Mercredi 20 mai 2026, le Président Félix Tshisekedi a réuni un Conseil des ministres extraordinaire entièrement consacré à ce défi sanitaire. Le Chef de l’État a donné le ton : il faut une riposte multisectorielle immédiate, impliquant bien au-delà du seul ministère de la Santé. L’éducation nationale et l’enseignement supérieur sont appelés à organiser, main dans la main avec les autorités sanitaires, des campagnes de sensibilisation spécifiques dans les écoles et les universités. L’objectif ? Faire de chaque élève, de chaque étudiant, un maillon fort de la prévention.
Cette mobilisation ne s’arrête pas aux portes des classes. Les confessions religieuses sont également invitées à prendre part à cet effort collectif. Pour le Président, l’influence des Églises sur leurs fidèles représente un levier puissant pour diffuser les bons gestes et inciter à un changement durable de comportement face à l’épidémie. Une manière de toucher les populations là où les messages sanitaires classiques peinent parfois à passer.

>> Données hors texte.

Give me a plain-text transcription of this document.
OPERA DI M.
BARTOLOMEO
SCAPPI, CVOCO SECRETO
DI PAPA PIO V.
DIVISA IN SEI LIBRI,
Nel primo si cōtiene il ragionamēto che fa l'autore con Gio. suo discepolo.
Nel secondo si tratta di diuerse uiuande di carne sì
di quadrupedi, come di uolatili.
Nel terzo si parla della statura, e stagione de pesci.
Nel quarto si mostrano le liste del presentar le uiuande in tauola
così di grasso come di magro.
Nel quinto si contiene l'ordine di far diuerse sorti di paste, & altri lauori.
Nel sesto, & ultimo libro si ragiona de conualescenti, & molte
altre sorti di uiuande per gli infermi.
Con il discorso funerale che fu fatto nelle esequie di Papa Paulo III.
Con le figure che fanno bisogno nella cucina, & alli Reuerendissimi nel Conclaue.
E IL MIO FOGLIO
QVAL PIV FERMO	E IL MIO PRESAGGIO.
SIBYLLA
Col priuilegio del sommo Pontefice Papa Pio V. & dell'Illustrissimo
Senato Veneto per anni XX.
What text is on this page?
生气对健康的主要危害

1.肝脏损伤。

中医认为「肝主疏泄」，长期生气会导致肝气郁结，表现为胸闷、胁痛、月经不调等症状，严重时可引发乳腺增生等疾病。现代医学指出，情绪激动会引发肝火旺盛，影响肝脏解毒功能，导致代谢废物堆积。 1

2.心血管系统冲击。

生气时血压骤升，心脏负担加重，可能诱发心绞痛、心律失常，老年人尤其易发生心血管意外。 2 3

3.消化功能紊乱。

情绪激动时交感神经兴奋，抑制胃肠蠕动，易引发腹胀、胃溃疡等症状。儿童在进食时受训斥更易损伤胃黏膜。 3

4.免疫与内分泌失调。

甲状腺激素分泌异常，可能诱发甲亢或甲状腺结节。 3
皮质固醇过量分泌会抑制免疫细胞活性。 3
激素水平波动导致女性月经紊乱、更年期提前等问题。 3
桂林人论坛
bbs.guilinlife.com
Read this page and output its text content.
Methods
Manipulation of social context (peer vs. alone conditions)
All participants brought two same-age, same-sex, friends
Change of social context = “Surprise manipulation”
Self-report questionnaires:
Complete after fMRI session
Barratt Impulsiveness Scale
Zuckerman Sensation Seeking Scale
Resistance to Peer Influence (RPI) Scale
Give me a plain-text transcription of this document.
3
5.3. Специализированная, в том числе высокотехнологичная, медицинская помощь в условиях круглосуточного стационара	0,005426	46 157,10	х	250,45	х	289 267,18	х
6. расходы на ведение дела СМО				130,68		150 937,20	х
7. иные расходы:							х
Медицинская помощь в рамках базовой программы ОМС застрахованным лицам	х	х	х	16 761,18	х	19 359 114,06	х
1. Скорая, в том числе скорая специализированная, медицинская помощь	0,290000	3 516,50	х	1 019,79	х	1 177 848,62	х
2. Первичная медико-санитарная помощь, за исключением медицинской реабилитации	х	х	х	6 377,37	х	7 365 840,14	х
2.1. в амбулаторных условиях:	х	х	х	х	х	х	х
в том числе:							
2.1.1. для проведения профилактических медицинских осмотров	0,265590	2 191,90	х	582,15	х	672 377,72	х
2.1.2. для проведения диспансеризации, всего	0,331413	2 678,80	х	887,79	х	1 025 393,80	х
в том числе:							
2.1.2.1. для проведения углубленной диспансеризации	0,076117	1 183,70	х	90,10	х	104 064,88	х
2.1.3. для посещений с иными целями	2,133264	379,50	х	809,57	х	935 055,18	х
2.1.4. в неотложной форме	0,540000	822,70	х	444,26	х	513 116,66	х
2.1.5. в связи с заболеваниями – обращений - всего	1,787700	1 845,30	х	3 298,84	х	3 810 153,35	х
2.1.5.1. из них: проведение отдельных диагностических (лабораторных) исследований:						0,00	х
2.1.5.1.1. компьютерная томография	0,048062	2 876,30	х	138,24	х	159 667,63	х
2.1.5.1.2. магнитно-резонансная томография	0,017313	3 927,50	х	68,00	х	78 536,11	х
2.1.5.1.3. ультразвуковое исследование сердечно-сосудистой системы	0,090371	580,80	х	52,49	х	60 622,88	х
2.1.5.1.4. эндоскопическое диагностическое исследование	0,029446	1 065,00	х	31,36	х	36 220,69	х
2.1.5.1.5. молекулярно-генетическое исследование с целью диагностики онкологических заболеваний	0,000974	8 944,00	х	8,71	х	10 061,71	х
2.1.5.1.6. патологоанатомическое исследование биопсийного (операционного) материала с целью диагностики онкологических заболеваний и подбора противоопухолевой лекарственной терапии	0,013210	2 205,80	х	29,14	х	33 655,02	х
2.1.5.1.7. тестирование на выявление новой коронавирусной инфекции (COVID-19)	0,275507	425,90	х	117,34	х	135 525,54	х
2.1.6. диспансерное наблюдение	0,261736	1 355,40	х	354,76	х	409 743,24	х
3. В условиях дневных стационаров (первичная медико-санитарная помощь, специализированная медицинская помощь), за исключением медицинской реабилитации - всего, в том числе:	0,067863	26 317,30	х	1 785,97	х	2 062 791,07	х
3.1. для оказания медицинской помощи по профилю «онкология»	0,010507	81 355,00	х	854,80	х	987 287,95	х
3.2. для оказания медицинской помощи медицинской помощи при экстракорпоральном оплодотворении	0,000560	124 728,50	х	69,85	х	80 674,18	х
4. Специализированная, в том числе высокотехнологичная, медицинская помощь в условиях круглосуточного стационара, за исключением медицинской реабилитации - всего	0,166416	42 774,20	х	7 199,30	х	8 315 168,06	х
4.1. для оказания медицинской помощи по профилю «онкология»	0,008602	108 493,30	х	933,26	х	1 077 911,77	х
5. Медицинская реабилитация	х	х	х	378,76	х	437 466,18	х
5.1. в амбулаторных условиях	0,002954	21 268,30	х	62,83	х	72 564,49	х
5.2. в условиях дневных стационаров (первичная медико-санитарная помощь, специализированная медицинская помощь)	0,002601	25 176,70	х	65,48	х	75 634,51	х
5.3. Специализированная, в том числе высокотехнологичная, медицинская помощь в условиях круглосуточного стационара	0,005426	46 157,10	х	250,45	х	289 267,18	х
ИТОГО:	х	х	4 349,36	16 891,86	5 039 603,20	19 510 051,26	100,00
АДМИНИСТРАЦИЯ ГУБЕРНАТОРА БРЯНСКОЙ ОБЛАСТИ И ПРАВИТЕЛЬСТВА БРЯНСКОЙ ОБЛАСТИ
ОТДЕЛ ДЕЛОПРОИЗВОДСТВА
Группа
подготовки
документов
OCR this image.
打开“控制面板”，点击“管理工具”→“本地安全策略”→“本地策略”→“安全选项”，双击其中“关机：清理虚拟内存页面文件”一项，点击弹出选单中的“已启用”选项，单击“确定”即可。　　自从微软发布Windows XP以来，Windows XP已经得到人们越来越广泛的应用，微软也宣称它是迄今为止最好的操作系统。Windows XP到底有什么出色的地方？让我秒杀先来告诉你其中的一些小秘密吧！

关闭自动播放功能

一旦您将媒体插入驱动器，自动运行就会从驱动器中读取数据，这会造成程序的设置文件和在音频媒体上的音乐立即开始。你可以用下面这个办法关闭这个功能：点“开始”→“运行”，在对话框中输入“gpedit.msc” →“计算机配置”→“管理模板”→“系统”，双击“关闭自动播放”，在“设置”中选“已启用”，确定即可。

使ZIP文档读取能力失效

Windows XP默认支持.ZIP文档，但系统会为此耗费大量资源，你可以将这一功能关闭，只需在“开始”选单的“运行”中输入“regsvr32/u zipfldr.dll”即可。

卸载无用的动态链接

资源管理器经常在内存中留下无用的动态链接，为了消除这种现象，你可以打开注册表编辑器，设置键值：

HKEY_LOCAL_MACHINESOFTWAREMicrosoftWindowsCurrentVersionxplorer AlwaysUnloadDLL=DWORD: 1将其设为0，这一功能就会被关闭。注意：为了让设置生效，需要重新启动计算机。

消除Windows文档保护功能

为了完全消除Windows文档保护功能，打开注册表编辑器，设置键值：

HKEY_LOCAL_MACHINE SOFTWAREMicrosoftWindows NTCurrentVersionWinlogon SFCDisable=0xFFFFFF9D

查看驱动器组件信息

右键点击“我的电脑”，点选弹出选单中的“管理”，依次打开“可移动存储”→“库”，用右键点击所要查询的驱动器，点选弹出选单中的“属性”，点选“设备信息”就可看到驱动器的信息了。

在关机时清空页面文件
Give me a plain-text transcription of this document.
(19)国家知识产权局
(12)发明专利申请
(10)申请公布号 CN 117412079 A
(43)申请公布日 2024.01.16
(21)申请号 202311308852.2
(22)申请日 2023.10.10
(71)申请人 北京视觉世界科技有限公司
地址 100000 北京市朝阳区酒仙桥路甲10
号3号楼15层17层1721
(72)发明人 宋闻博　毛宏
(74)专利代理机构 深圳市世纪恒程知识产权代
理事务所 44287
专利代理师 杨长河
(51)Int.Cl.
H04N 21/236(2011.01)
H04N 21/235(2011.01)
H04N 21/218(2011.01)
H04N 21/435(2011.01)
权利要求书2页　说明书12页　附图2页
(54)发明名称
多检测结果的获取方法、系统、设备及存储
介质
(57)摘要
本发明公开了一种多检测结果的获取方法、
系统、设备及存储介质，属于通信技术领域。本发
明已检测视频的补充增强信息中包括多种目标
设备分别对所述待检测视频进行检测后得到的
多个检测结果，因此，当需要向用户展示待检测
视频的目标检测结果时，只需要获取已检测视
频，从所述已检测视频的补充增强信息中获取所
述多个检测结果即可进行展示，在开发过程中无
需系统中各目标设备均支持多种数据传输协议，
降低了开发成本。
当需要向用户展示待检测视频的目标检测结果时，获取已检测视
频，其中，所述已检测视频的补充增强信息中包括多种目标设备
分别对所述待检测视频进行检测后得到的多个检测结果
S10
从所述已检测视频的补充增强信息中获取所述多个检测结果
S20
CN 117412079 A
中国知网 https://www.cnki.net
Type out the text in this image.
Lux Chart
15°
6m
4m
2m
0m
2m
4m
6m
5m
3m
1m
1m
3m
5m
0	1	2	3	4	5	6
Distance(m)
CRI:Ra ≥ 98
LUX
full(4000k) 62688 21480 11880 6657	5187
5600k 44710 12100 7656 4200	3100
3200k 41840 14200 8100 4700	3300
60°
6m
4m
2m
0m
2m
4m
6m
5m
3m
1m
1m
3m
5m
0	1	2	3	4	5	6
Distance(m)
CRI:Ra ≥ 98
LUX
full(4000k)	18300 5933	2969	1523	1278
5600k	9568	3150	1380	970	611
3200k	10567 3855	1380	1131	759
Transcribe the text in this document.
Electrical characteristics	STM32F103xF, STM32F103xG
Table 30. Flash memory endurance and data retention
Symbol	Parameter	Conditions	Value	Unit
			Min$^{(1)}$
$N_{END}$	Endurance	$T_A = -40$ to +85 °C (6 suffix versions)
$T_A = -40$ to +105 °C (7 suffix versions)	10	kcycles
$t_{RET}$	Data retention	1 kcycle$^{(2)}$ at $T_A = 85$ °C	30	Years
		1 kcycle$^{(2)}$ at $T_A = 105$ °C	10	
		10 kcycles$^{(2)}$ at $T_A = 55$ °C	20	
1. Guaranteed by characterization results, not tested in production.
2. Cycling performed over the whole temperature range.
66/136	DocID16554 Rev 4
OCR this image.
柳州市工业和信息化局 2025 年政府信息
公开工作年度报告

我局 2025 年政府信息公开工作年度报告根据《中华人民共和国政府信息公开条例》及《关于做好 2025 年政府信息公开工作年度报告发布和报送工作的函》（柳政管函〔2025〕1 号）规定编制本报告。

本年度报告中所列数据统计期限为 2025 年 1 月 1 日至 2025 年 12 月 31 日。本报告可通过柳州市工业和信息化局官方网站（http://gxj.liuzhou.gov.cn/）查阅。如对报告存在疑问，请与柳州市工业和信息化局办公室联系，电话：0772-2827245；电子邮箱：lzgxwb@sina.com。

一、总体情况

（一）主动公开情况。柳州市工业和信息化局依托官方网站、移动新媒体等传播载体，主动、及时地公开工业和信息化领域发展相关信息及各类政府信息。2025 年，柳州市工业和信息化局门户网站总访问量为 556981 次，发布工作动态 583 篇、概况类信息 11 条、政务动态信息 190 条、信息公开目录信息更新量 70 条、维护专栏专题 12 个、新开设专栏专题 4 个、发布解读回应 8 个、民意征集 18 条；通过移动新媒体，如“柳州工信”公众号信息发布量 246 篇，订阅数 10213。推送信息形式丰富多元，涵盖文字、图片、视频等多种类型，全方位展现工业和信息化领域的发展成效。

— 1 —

Mais comprendre l’urgence de la situation, c’est d’abord regarder de près ce virus qui réapparaît. La souche Bundibugyo n’est pas la plus courante. Contrairement à la souche Zaïre, contre laquelle un vaccin existe, Bundibugyo est un véritable intrus : aucun traitement approuvé ni vaccin ne peut aujourd’hui le neutraliser. Imaginez un incendie dans une forêt où l’on ne disposerait d’aucun extincteur adapté. C’est tout le défi auquel font face les équipes de riposte. Cette absence d’armes médicales spécifiques a été déterminante lorsque, le 16 mai, le directeur général de l’OMS a pris la décision de classer cette épidémie comme une urgence de santé publique de portée internationale (USPPI).
Concrètement, cette déclaration d’urgence mondiale repose sur trois signaux alarmants : un taux de positivité très élevé dès les premiers tests, une propagation déjà documentée au-delà des frontières congolaises, notamment en Ouganda, et donc ce vide vaccinal. Pour autant, le Dr Tedros Adhanom Ghebreyesus se veut prudent : à ce stade, l’épidémie ne remplit pas les critères d’une pandémie. Une nuance rassurante, mais qui ne doit pas faire baisser la garde.
La situer dans son contexte humain permet d’en mesurer toute la gravité. La RDC traverse l’une des crises humanitaires les plus complexes au monde. Plus de 5,6 millions de personnes sont déplacées, dont près de la moitié sont des enfants. Avec 15 millions de Congolais ayant besoin d’une aide d’urgence – soit presque une personne sur sept – les conditions de promiscuité et les difficultés d’accès aux soins créent un terreau fertile pour une propagation rapide du virus Ebola. Chaque cas confirmé doit donc être pris comme le signal d’un danger qui menace toute la sous-région.
Comment se protéger face à une souche sans vaccin ? La question est sur toutes les lèvres. La réponse se trouve dans des gestes simples mais rigoureux : éviter tout contact avec les fluides corporels des malades, signaler immédiatement tout décès suspect, se laver régulièrement les mains avec de l’eau et du savon. Des habitudes que les campagnes de sensibilisation Ebola visent à ancrer profondément dans le quotidien. Du banc d’école à la chaire de l’église, c’est toute la société qui doit intégrer ces réflexes.
L’épidémie Ebola en RDC ne peut être vaincue que par une chaîne de solidarité dont chaque maillon compte. Alors que Tshisekedi orchestre cette riposte inédite, le message est limpide : la bataille contre le virus Bundibugyo se gagnera dans les cœurs et les esprits avant de se gagner dans les laboratoires.